Kerusakan lingkungan tahun 2011 diperkirakan naik 70 persen. Konflik masyarakat sekitar hutan dengan perusahaan tambang dan perkebunan akan meruncing.
Hervin Saputra/Angga Haksoro
13 Januari 2011 - 12:52 WIB
VHRmedia, Jakarta - Wahana Lingkungan Hidup Indonesia memprediksi kerusakan lingkungan tahun 2011 meningkat 70 persen. Sebab, pemerintah belum berhenti memberikan izin pengelolaan hutan untuk usaha pertambangan, perkebunan, dan kayu.

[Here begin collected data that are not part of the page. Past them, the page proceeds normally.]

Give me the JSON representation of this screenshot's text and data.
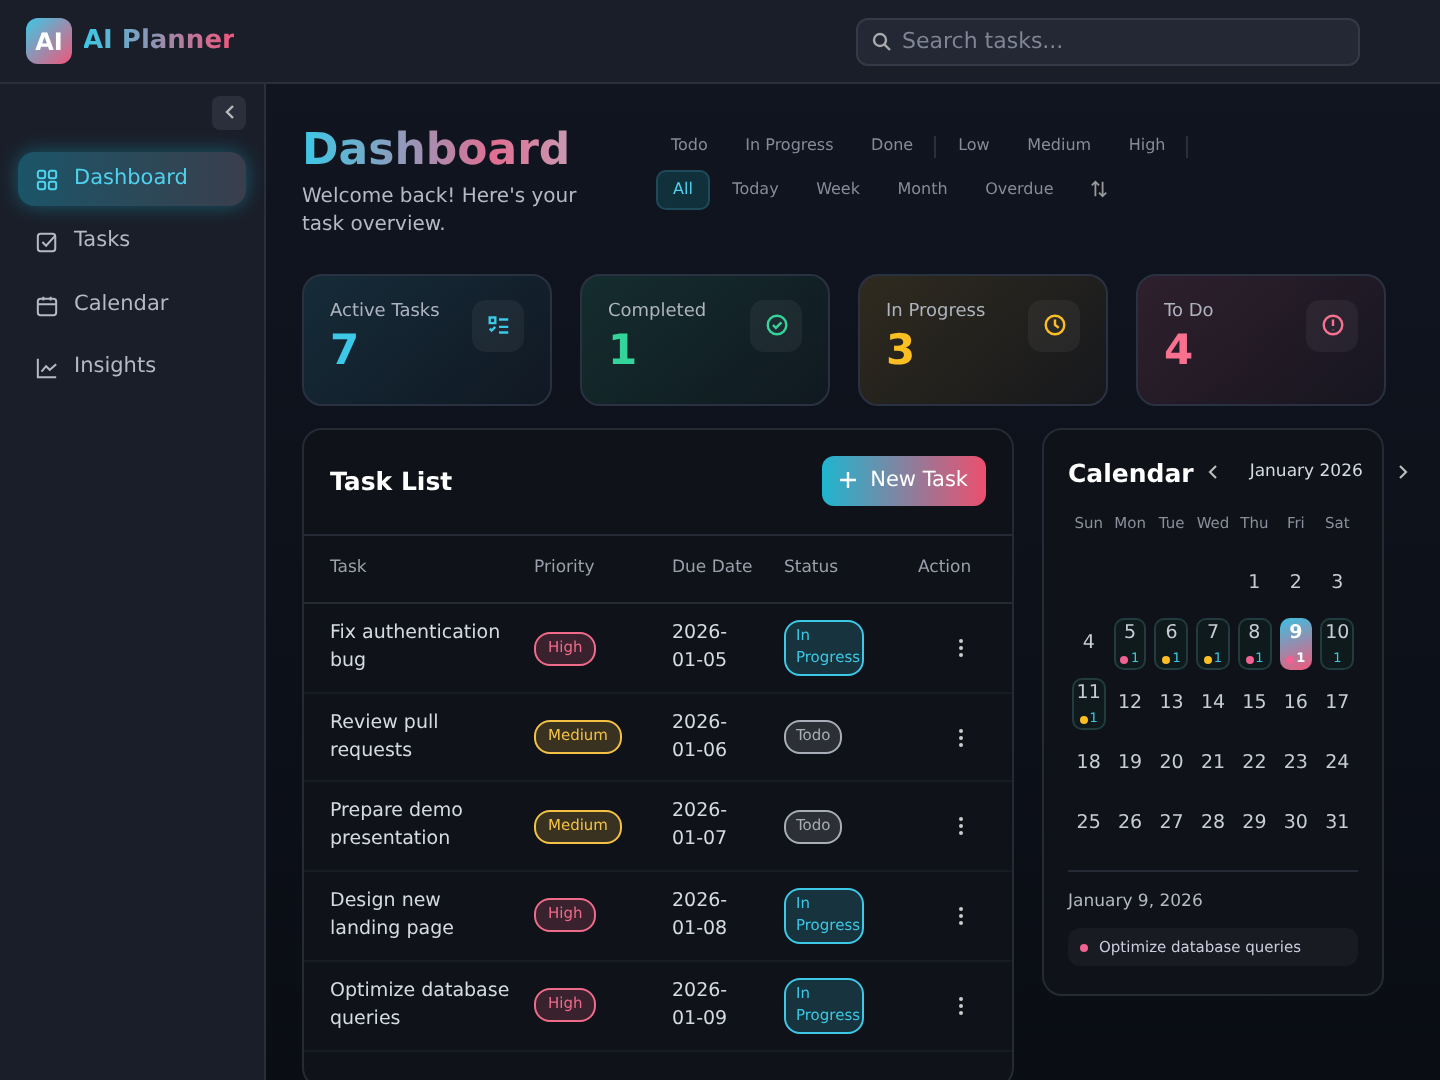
{
  "app": {
    "logo": "AI",
    "title": "AI Planner"
  },
  "search": {
    "placeholder": "Search tasks..."
  },
  "sidebar": {
    "items": [
      {
        "label": "Dashboard",
        "selected": true
      },
      {
        "label": "Tasks",
        "selected": false
      },
      {
        "label": "Calendar",
        "selected": false
      },
      {
        "label": "Insights",
        "selected": false
      }
    ]
  },
  "header": {
    "title": "Dashboard",
    "subtitle": "Welcome back! Here's your task overview."
  },
  "filters": {
    "status": [
      {
        "label": "Todo",
        "selected": false
      },
      {
        "label": "In Progress",
        "selected": false
      },
      {
        "label": "Done",
        "selected": false
      }
    ],
    "priority": [
      {
        "label": "Low",
        "selected": false
      },
      {
        "label": "Medium",
        "selected": false
      },
      {
        "label": "High",
        "selected": false
      }
    ],
    "range": [
      {
        "label": "All",
        "selected": true
      },
      {
        "label": "Today",
        "selected": false
      },
      {
        "label": "Week",
        "selected": false
      },
      {
        "label": "Month",
        "selected": false
      },
      {
        "label": "Overdue",
        "selected": false
      }
    ]
  },
  "stats": [
    {
      "label": "Active Tasks",
      "value": "7",
      "color": "#3cc8e6"
    },
    {
      "label": "Completed",
      "value": "1",
      "color": "#34d399"
    },
    {
      "label": "In Progress",
      "value": "3",
      "color": "#fbbf24"
    },
    {
      "label": "To Do",
      "value": "4",
      "color": "#f8718f"
    }
  ],
  "task_list": {
    "title": "Task List",
    "new_button": "New Task",
    "columns": [
      "Task",
      "Priority",
      "Due Date",
      "Status",
      "Action"
    ],
    "rows": [
      {
        "task": "Fix authentication bug",
        "priority": {
          "label": "High",
          "color": "#f06a8a"
        },
        "due": "2026-01-05",
        "status": {
          "label": "In Progress",
          "color": "#3cc8e6"
        }
      },
      {
        "task": "Review pull requests",
        "priority": {
          "label": "Medium",
          "color": "#f4c144"
        },
        "due": "2026-01-06",
        "status": {
          "label": "Todo",
          "color": "#a8adb7"
        }
      },
      {
        "task": "Prepare demo presentation",
        "priority": {
          "label": "Medium",
          "color": "#f4c144"
        },
        "due": "2026-01-07",
        "status": {
          "label": "Todo",
          "color": "#a8adb7"
        }
      },
      {
        "task": "Design new landing page",
        "priority": {
          "label": "High",
          "color": "#f06a8a"
        },
        "due": "2026-01-08",
        "status": {
          "label": "In Progress",
          "color": "#3cc8e6"
        }
      },
      {
        "task": "Optimize database queries",
        "priority": {
          "label": "High",
          "color": "#f06a8a"
        },
        "due": "2026-01-09",
        "status": {
          "label": "In Progress",
          "color": "#3cc8e6"
        }
      }
    ]
  },
  "calendar": {
    "title": "Calendar",
    "month": "January 2026",
    "weekdays": [
      "Sun",
      "Mon",
      "Tue",
      "Wed",
      "Thu",
      "Fri",
      "Sat"
    ],
    "weeks": [
      [
        {
          "day": "1"
        },
        {
          "day": "2"
        },
        {
          "day": "3"
        }
      ],
      [
        {
          "day": "4"
        },
        {
          "day": "5",
          "count": "1",
          "color": "#f06292",
          "selected": false
        },
        {
          "day": "6",
          "count": "1",
          "color": "#fbbf24",
          "selected": false
        },
        {
          "day": "7",
          "count": "1",
          "color": "#fbbf24",
          "selected": false
        },
        {
          "day": "8",
          "count": "1",
          "color": "#f06292",
          "selected": false
        },
        {
          "day": "9",
          "count": "1",
          "color": "#f06292",
          "selected": true
        },
        {
          "day": "10",
          "count": "1",
          "selected": false
        }
      ],
      [
        {
          "day": "11",
          "count": "1",
          "color": "#fbbf24",
          "selected": false
        },
        {
          "day": "12"
        },
        {
          "day": "13"
        },
        {
          "day": "14"
        },
        {
          "day": "15"
        },
        {
          "day": "16"
        },
        {
          "day": "17"
        }
      ],
      [
        {
          "day": "18"
        },
        {
          "day": "19"
        },
        {
          "day": "20"
        },
        {
          "day": "21"
        },
        {
          "day": "22"
        },
        {
          "day": "23"
        },
        {
          "day": "24"
        }
      ],
      [
        {
          "day": "25"
        },
        {
          "day": "26"
        },
        {
          "day": "27"
        },
        {
          "day": "28"
        },
        {
          "day": "29"
        },
        {
          "day": "30"
        },
        {
          "day": "31"
        }
      ]
    ],
    "selected_date": "January 9, 2026",
    "events": [
      {
        "title": "Optimize database queries",
        "color": "#f06292"
      }
    ]
  }
}
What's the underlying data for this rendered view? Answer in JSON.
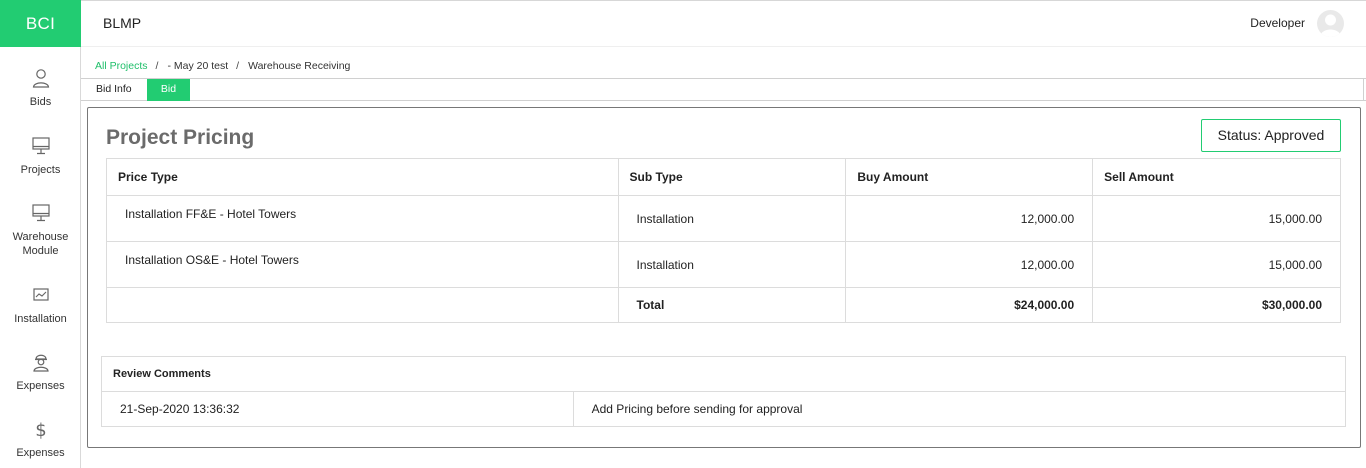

”Pada 2011 masih akan terjadi peningkatan kerusakan lingkungan hidup antara 50 persen sampai 70 persen,” kata Kepala Departemen Advokasi Walhi Mukri Priyatna, Rabu (12/1).
Menurut Mukri, indikasi lain yang menunjukkan potensi meningkatnya kerusakan lingkungan adalah aturan pembuangan limbah yang longgar. Selain itu, pemerintah belum mengeluarkan aturan tentang kajian lingkungan hidup strategis. Banyak pemerintah provinsi dan kabupaten/kota belum memiliki peraturan daerah tentang perubahan tata ruang. Industri dan rumah sakit juga belum memiliki instalasi pengolahan limbah serta pemerintah lamban menangani kasus pencemaran lingkungan.
Walhi memprediksi konflik dan pelanggaran HAM bidang lingkungan akan meningkat di 11 provinsi, yaitu Aceh, Jambi, Riau, Sumatera Selatan, Lampung, Kalimantan Timur, Kalimantan Tengah, Kalimantan Barat, Papua Barat, dan Sulawesi Tengah.
Konflik terjadi karena Menteri Kehutanan Zulkifli Hasan terus memberi izin pengelolaan hutan. Zulkifli Hasan tidak konsisten mengumumkan jumlah luas hutan yang masih ada. Pada tahun 2007 Menteri Kehutanan menyatakan luas hutan mencapai 127 juta hektare, namun tahun 2010 menyebutkan luas hutan 136 juta hektare. ”Tambahan luas itu lahan siapa? Akan terjadi konflik dengan masyarakat adat. Kekerasan dan pelanggaran HAM akan berlanjut,” ujar Mukri.
Menurut Mukri, korupsi sumber daya alam tahun 2010 mencapai Rp 6,66 triliun. Terjadi 9 kasus korupsi sumber daya alam di Riau, Sumatera Utara, dan Kalimantan Timur.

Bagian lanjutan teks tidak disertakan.